OKUMADIĞIMA PİŞMAN DEĞİLİM
Babalardaki endişe aslında evlatlarının başına bir şey gelecek korkusudur! Aynen öyle. Babam zaman içinde baktı ki ben sadece şarkı söylüyorum, içi rahatladı.
İlkokuldan sonra bir konfeksiyon atölyesinde çalışmaya başladınız...
Okumak istemedim. Orta 1'den terk ettim okulu. Evde de duramadım. Beni bir atölyeye yerleştirdiler.
Okumadığınız için pişman mısınız?
Geriye dönüş, baştan başlamak mümkünse evet pişmanım ama olmadığına göre değilim.
KARA KARĞA!
Anne babanız nereli?
Annem Tunceli, babam Ağrı.
Memleketinizi gördünüz mü?
Küçükken gitmiştim, çok sevdim.
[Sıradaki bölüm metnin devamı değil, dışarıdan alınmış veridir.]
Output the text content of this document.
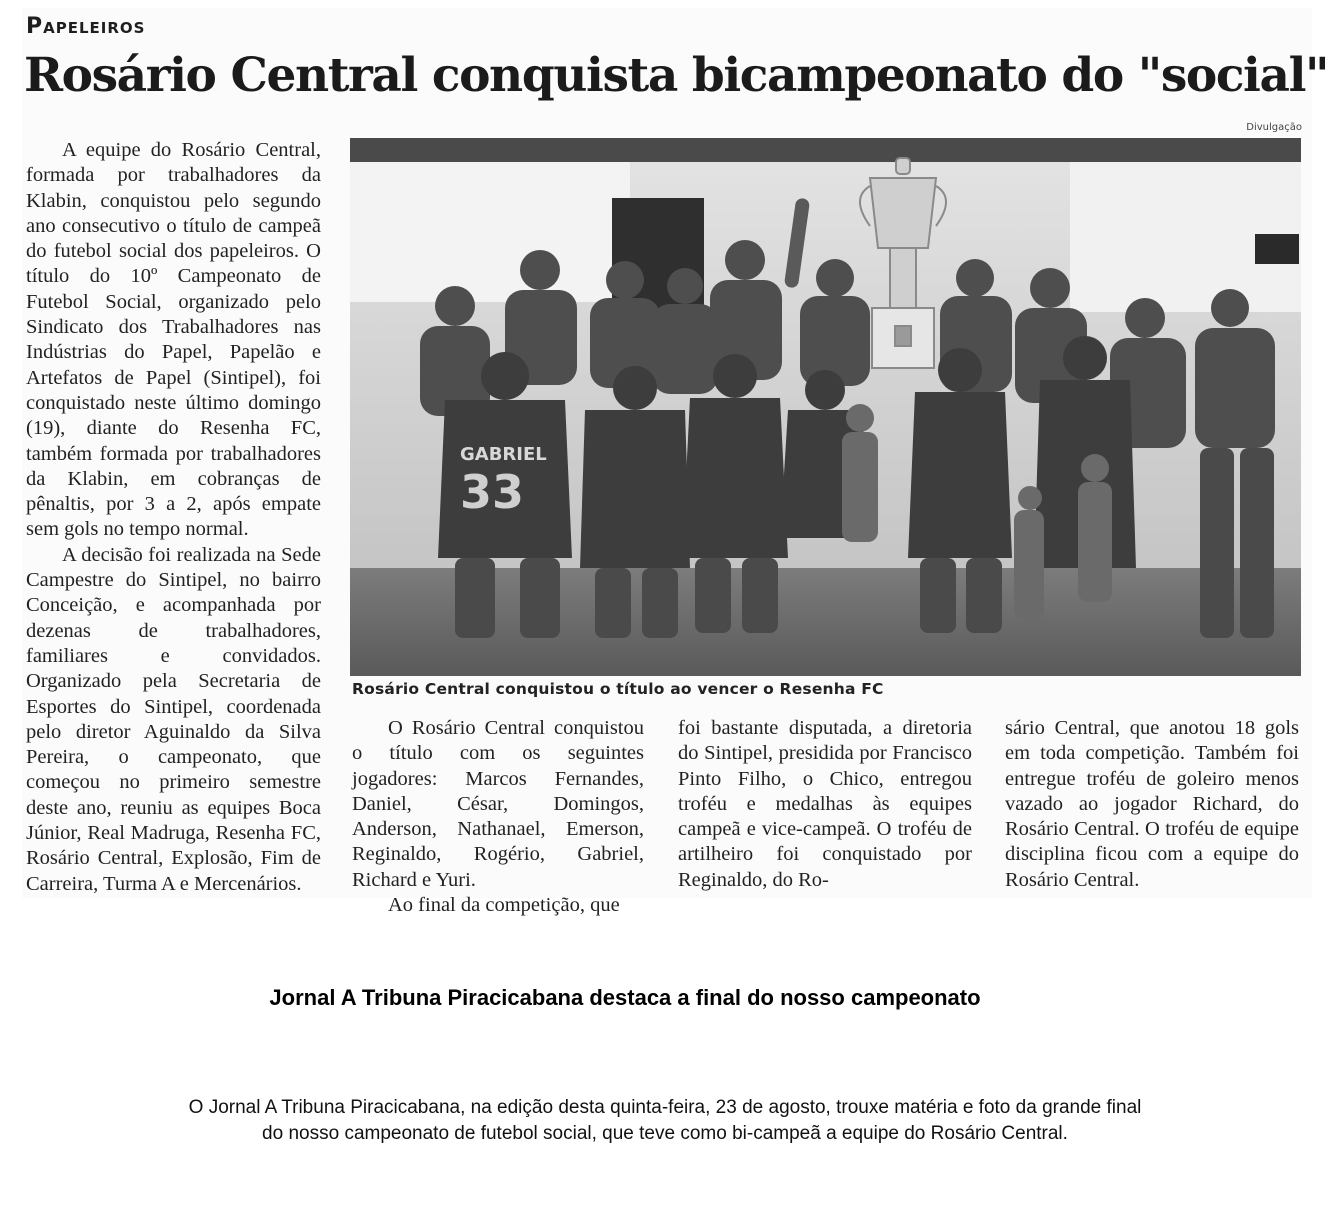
Papeleiros
Rosário Central conquista bicampeonato do "social"
Divulgação

A equipe do Rosário Central, formada por trabalhadores da Klabin, conquistou pelo segundo ano consecutivo o título de campeã do futebol social dos papeleiros. O título do 10º Campeonato de Futebol Social, organizado pelo Sindicato dos Trabalhadores nas Indústrias do Papel, Papelão e Artefatos de Papel (Sintipel), foi conquistado neste último domingo (19), diante do Resenha FC, também formada por trabalhadores da Klabin, em cobranças de pênaltis, por 3 a 2, após empate sem gols no tempo normal.

A decisão foi realizada na Sede Campestre do Sintipel, no bairro Conceição, e acompanhada por dezenas de trabalhadores, familiares e convidados. Organizado pela Secretaria de Esportes do Sintipel, coordenada pelo diretor Aguinaldo da Silva Pereira, o campeonato, que começou no primeiro semestre deste ano, reuniu as equipes Boca Júnior, Real Madruga, Resenha FC, Rosário Central, Explosão, Fim de Carreira, Turma A e Mercenários.

GABRIEL
33
Rosário Central conquistou o título ao vencer o Resenha FC

O Rosário Central conquistou o título com os seguintes jogadores: Marcos Fernandes, Daniel, César, Domingos, Anderson, Nathanael, Emerson, Reginaldo, Rogério, Gabriel, Richard e Yuri.

Ao final da competição, que

foi bastante disputada, a diretoria do Sintipel, presidida por Francisco Pinto Filho, o Chico, entregou troféu e medalhas às equipes campeã e vice-campeã. O troféu de artilheiro foi conquistado por Reginaldo, do Ro-

sário Central, que anotou 18 gols em toda competição. Também foi entregue troféu de goleiro menos vazado ao jogador Richard, do Rosário Central. O troféu de equipe disciplina ficou com a equipe do Rosário Central.

Jornal A Tribuna Piracicabana destaca a final do nosso campeonato
O Jornal A Tribuna Piracicabana, na edição desta quinta-feira, 23 de agosto, trouxe matéria e foto da grande final do nosso campeonato de futebol social, que teve como bi-campeã a equipe do Rosário Central.
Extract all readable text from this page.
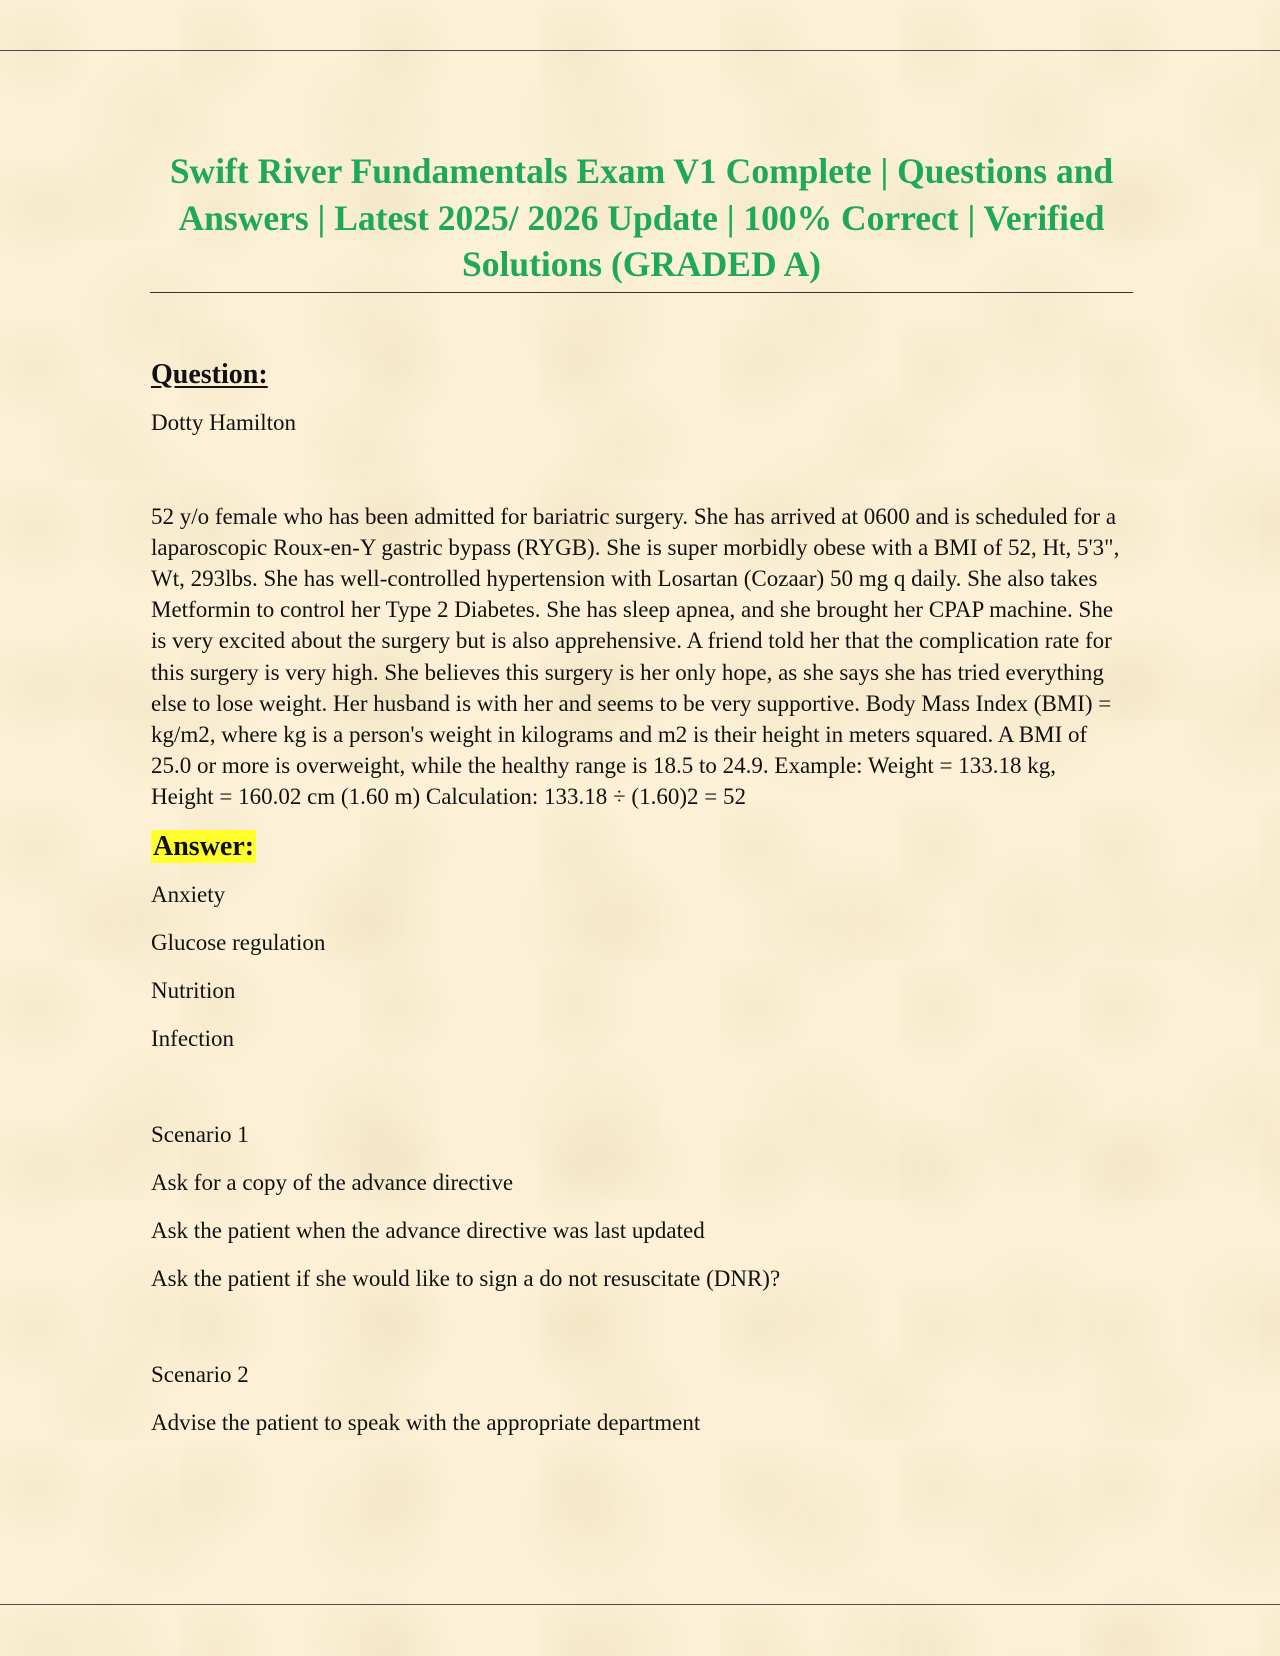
Swift River Fundamentals Exam V1 Complete | Questions and Answers | Latest 2025/ 2026 Update | 100% Correct | Verified Solutions (GRADED A)

Question:

Dotty Hamilton

52 y/o female who has been admitted for bariatric surgery. She has arrived at 0600 and is scheduled for a laparoscopic Roux-en-Y gastric bypass (RYGB). She is super morbidly obese with a BMI of 52, Ht, 5'3", Wt, 293lbs. She has well-controlled hypertension with Losartan (Cozaar) 50 mg q daily. She also takes Metformin to control her Type 2 Diabetes. She has sleep apnea, and she brought her CPAP machine. She is very excited about the surgery but is also apprehensive. A friend told her that the complication rate for this surgery is very high. She believes this surgery is her only hope, as she says she has tried everything else to lose weight. Her husband is with her and seems to be very supportive. Body Mass Index (BMI) = kg/m2, where kg is a person's weight in kilograms and m2 is their height in meters squared. A BMI of 25.0 or more is overweight, while the healthy range is 18.5 to 24.9. Example: Weight = 133.18 kg, Height = 160.02 cm (1.60 m) Calculation: 133.18 ÷ (1.60)2 = 52

Answer:

Anxiety
Glucose regulation
Nutrition
Infection
Scenario 1
Ask for a copy of the advance directive
Ask the patient when the advance directive was last updated
Ask the patient if she would like to sign a do not resuscitate (DNR)?
Scenario 2
Advise the patient to speak with the appropriate department
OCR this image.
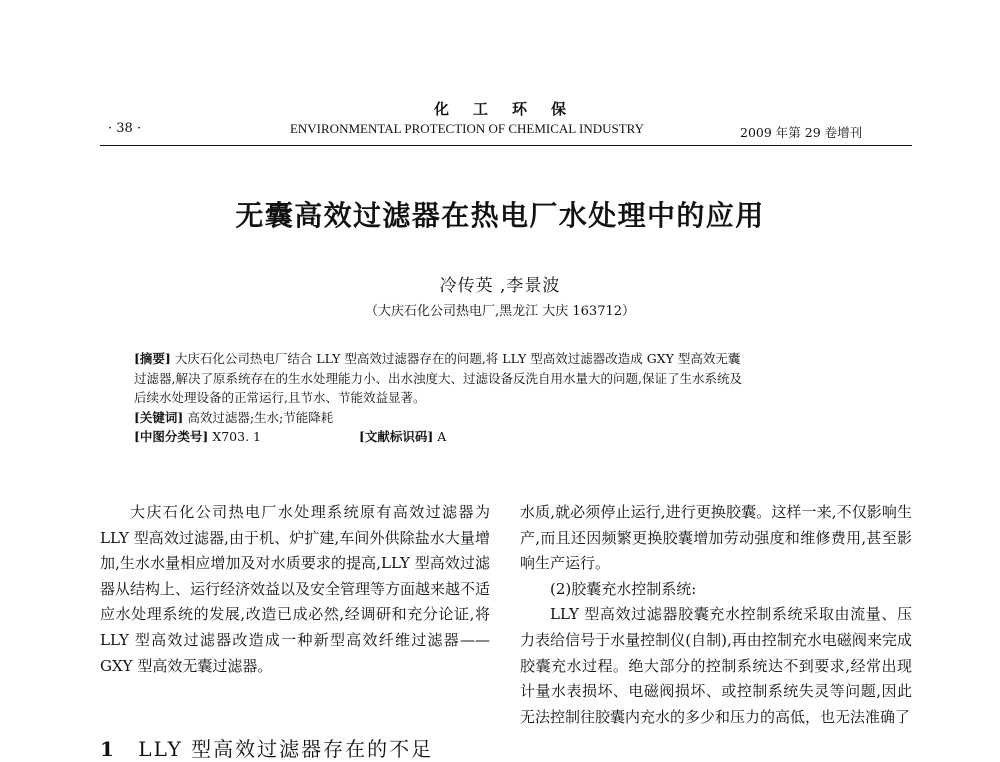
化工环保
· 38 ·	ENVIRONMENTAL PROTECTION OF CHEMICAL INDUSTRY	2009 年第 29 卷增刊
无囊高效过滤器在热电厂水处理中的应用
冷传英 ,李景波
（大庆石化公司热电厂,黑龙江 大庆 163712）
[摘要] 大庆石化公司热电厂结合 LLY 型高效过滤器存在的问题,将 LLY 型高效过滤器改造成 GXY 型高效无囊
过滤器,解决了原系统存在的生水处理能力小、出水浊度大、过滤设备反洗自用水量大的问题,保证了生水系统及
后续水处理设备的正常运行,且节水、节能效益显著。
[关键词] 高效过滤器;生水;节能降耗
[中图分类号] X703. 1	[文献标识码] A

大庆石化公司热电厂水处理系统原有高效过滤器为 LLY 型高效过滤器,由于机、炉扩建,车间外供除盐水大量增加,生水水量相应增加及对水质要求的提高,LLY 型高效过滤器从结构上、运行经济效益以及安全管理等方面越来越不适应水处理系统的发展,改造已成必然,经调研和充分论证,将 LLY 型高效过滤器改造成一种新型高效纤维过滤器——GXY 型高效无囊过滤器。

1 LLY 型高效过滤器存在的不足

水质,就必须停止运行,进行更换胶囊。这样一来,不仅影响生产,而且还因频繁更换胶囊增加劳动强度和维修费用,甚至影响生产运行。

(2)胶囊充水控制系统:

LLY 型高效过滤器胶囊充水控制系统采取由流量、压力表给信号于水量控制仪(自制),再由控制充水电磁阀来完成胶囊充水过程。绝大部分的控制系统达不到要求,经常出现计量水表损坏、电磁阀损坏、或控制系统失灵等问题,因此无法控制往胶囊内充水的多少和压力的高低，也无法准确了
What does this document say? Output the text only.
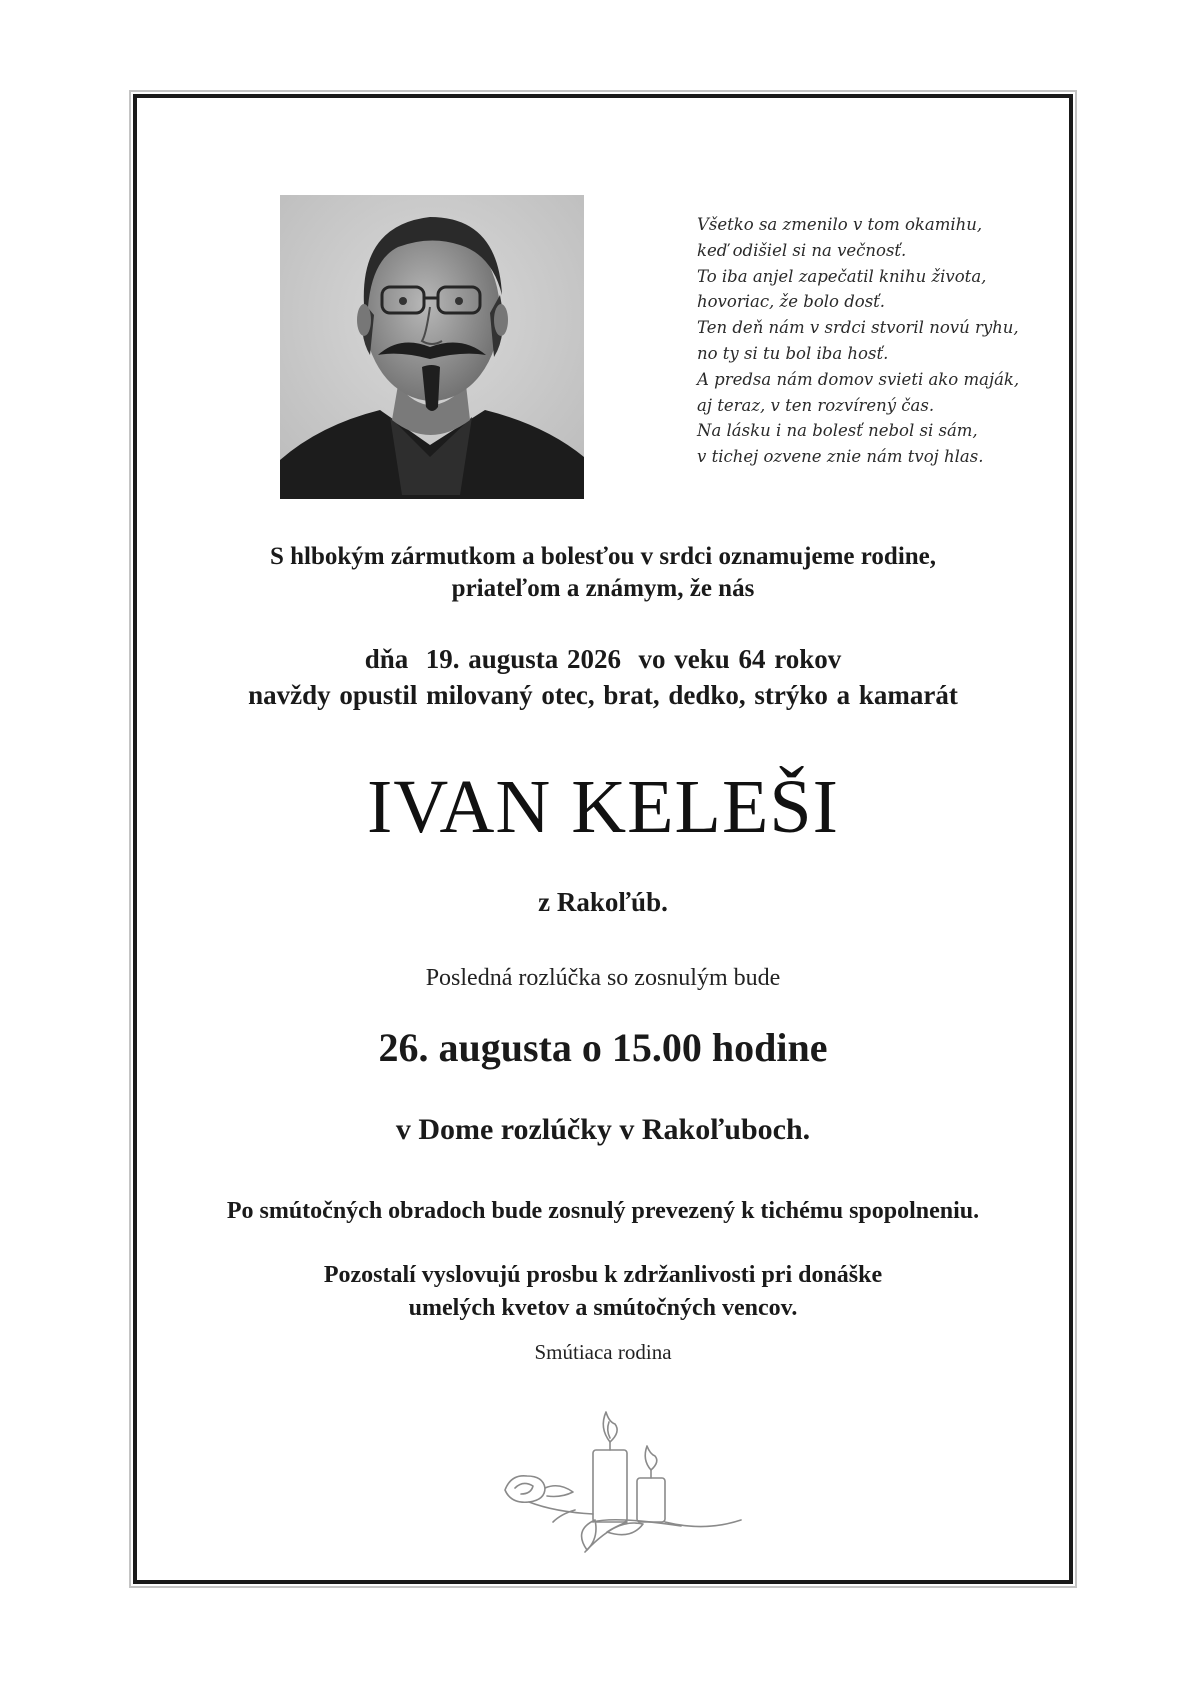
Všetko sa zmenilo v tom okamihu,
keď odišiel si na večnosť.
To iba anjel zapečatil knihu života,
hovoriac, že bolo dosť.
Ten deň nám v srdci stvoril novú ryhu,
no ty si tu bol iba hosť.
A predsa nám domov svieti ako maják,
aj teraz, v ten rozvírený čas.
Na lásku i na bolesť nebol si sám,
v tichej ozvene znie nám tvoj hlas.
S hlbokým zármutkom a bolesťou v srdci oznamujeme rodine,
priateľom a známym, že nás
dňa  19. augusta 2026  vo veku 64 rokov
navždy opustil milovaný otec, brat, dedko, strýko a kamarát
IVAN KELEŠI
z Rakoľúb.
Posledná rozlúčka so zosnulým bude
26. augusta o 15.00 hodine
v Dome rozlúčky v Rakoľuboch.
Po smútočných obradoch bude zosnulý prevezený k tichému spopolneniu.
Pozostalí vyslovujú prosbu k zdržanlivosti pri donáške
umelých kvetov a smútočných vencov.
Smútiaca rodina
Memleket demek Türkiye benim için.
Küçükken anneniz sizi nasıl çağırırdı, takma bir adınız var mıydı?
"Kara karğa (karga)" derdi bana. Annem beni kızdırırdı. Ağlardım. Kargaları çok severim o yüzden. Ablalarım da bana "Yılmaz" derdi.
Kaç kardeşsiniz?
6 kardeş. Ben en küçüğüm.
Onlarla görüşüyorsunuz değil mi?
Tabii canım. Bir kısmı İzmir'de, bir kısmı İzmit'te, bir kısmı yurt dışında.
Ailenizin size, diğer kardeşlerinizden daha düşkün olmasının sebebi neydi?
Hassas, utangaç, içine kapanık biriydim.
İlk aşkım çizgi film kahramanıydı!
Hayal dünyanız geniş miydi, çizgi film falan seyreder miydiniz?
Heidi adlı çizgi filmi çok severdim. Heidi'nin baktığı sakat bir kız vardı Klara; işte onun sevgilisine aşıktım ben. Ona nasıl aşıktım bilemezsiniz, öyle böyle değil. İlk aşkım çizgi film kahramanıydı. İlk aşkım çizgi kahramansa demek ki bana göre adam sahiden yok. Rüzgarda saçları uçuşurdu ben de baygınlık geçirirdim.